Krugman-sensei says, in half jest, "Okay, We are a banana Republic, with nukes".
I say, when you are a banana Republic, you should act like one.
On that note, conspicuously missing from Krugman's list of options is this: monetize "the problem(s)". Bernanke is already close to being on the record that it will not be inflationary to do so. Who knows? With the pace of deleveraging in the private markets, he may be right!
Of course, the problem isn't just bad financial assets and poor financial risk management, leading to inadequate capital. It's falling house prices and defaults.
If the U.S. Government started in mitigating those last two risks, Wall Street would stabilize immediately, especially on the derivatives side of things.

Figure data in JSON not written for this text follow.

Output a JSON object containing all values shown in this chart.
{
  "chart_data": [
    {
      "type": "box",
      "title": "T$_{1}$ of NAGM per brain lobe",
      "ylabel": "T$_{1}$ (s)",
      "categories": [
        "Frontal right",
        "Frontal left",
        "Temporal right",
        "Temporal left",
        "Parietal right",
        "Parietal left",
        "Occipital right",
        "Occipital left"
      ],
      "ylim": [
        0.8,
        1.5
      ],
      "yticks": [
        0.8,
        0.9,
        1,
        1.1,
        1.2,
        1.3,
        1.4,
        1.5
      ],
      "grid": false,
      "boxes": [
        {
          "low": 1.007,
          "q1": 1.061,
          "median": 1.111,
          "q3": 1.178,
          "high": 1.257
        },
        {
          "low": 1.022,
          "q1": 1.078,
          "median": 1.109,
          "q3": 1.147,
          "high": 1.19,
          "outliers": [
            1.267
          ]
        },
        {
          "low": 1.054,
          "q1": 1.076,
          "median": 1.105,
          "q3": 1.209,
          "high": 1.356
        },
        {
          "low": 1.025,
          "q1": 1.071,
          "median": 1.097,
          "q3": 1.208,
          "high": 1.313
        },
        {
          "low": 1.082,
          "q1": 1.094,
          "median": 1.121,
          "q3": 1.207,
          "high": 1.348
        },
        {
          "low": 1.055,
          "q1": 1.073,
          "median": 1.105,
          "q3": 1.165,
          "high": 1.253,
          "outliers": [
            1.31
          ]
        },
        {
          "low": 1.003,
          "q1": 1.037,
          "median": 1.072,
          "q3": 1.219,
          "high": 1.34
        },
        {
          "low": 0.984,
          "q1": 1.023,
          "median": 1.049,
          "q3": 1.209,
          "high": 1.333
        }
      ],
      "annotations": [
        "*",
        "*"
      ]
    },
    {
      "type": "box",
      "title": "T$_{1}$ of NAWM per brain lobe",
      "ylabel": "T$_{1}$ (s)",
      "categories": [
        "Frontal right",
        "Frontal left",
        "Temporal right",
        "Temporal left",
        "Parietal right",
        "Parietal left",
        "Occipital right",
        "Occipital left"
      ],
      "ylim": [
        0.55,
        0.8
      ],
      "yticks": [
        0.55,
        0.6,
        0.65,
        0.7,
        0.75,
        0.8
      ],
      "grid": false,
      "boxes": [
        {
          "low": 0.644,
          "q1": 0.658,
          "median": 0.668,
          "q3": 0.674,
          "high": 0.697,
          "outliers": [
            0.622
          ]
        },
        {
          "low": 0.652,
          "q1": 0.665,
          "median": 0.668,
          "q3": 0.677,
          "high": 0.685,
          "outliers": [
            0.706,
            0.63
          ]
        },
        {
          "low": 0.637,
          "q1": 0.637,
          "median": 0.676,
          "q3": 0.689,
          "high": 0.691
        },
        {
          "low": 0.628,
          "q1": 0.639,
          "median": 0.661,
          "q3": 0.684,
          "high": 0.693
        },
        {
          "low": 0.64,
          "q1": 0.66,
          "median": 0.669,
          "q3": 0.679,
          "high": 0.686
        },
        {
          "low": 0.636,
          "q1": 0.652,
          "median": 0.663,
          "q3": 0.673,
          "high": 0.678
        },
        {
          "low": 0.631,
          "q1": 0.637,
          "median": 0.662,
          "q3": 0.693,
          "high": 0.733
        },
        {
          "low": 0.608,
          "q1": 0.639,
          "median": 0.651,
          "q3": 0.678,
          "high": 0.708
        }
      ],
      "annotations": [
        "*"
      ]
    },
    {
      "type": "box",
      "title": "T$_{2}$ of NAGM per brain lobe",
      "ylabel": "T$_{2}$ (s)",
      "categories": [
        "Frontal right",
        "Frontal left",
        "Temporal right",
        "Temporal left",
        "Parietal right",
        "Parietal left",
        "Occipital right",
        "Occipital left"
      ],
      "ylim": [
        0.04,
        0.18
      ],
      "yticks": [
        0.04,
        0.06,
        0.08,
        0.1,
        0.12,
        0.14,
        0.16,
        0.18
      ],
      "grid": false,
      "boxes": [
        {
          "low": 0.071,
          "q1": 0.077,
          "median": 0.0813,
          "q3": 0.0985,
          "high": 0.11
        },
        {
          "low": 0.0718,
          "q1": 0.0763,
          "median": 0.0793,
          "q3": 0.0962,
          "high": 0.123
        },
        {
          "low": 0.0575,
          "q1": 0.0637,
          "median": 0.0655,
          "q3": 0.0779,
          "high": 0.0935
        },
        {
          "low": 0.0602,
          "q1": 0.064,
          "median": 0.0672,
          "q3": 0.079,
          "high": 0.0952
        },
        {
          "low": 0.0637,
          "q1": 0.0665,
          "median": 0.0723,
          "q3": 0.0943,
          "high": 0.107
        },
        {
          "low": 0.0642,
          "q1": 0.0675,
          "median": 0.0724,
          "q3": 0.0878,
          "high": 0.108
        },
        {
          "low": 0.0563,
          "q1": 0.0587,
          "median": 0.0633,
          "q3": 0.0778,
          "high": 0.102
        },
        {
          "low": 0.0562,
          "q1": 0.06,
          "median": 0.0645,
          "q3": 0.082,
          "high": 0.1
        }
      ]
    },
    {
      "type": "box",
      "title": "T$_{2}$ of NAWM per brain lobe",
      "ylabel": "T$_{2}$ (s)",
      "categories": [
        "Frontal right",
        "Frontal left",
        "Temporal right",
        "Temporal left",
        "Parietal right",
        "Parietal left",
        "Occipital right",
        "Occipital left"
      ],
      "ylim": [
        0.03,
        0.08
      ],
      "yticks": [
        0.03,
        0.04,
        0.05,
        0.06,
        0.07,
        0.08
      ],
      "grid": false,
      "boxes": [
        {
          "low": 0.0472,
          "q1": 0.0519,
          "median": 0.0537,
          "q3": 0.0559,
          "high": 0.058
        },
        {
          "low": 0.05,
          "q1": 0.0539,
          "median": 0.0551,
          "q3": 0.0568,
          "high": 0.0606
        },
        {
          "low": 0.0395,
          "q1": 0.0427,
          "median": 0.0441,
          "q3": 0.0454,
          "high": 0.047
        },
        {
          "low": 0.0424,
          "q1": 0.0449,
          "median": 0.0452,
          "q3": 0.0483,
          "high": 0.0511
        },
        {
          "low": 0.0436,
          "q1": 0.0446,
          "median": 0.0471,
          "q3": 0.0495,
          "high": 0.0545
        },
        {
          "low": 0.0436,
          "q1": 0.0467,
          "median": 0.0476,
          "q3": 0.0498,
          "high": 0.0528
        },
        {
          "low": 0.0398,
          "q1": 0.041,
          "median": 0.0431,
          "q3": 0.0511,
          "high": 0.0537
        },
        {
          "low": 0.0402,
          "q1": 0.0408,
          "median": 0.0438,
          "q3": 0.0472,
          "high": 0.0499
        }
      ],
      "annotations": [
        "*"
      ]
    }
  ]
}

Would Wall Street "reflate" as well as stabilize? Some, but there are still losses...prospectively and retrospectively. However, in crisis, stability is "purchased" through certainty, not by reserves, necessarily, or by recapitalization. Put another way, recapitalization is a fix for the bank credit squeeze, I'd hazard, but not for the uncertain outlook or assessments of the ability of the system to weather a continuation in the uncertain outlook.
Even the government cannot offer certainty, but it sure can cast a long shadow (at least it was long, until the GOP decided that debt-spending to win elections was the cost-free alternative to responsible fiscal management).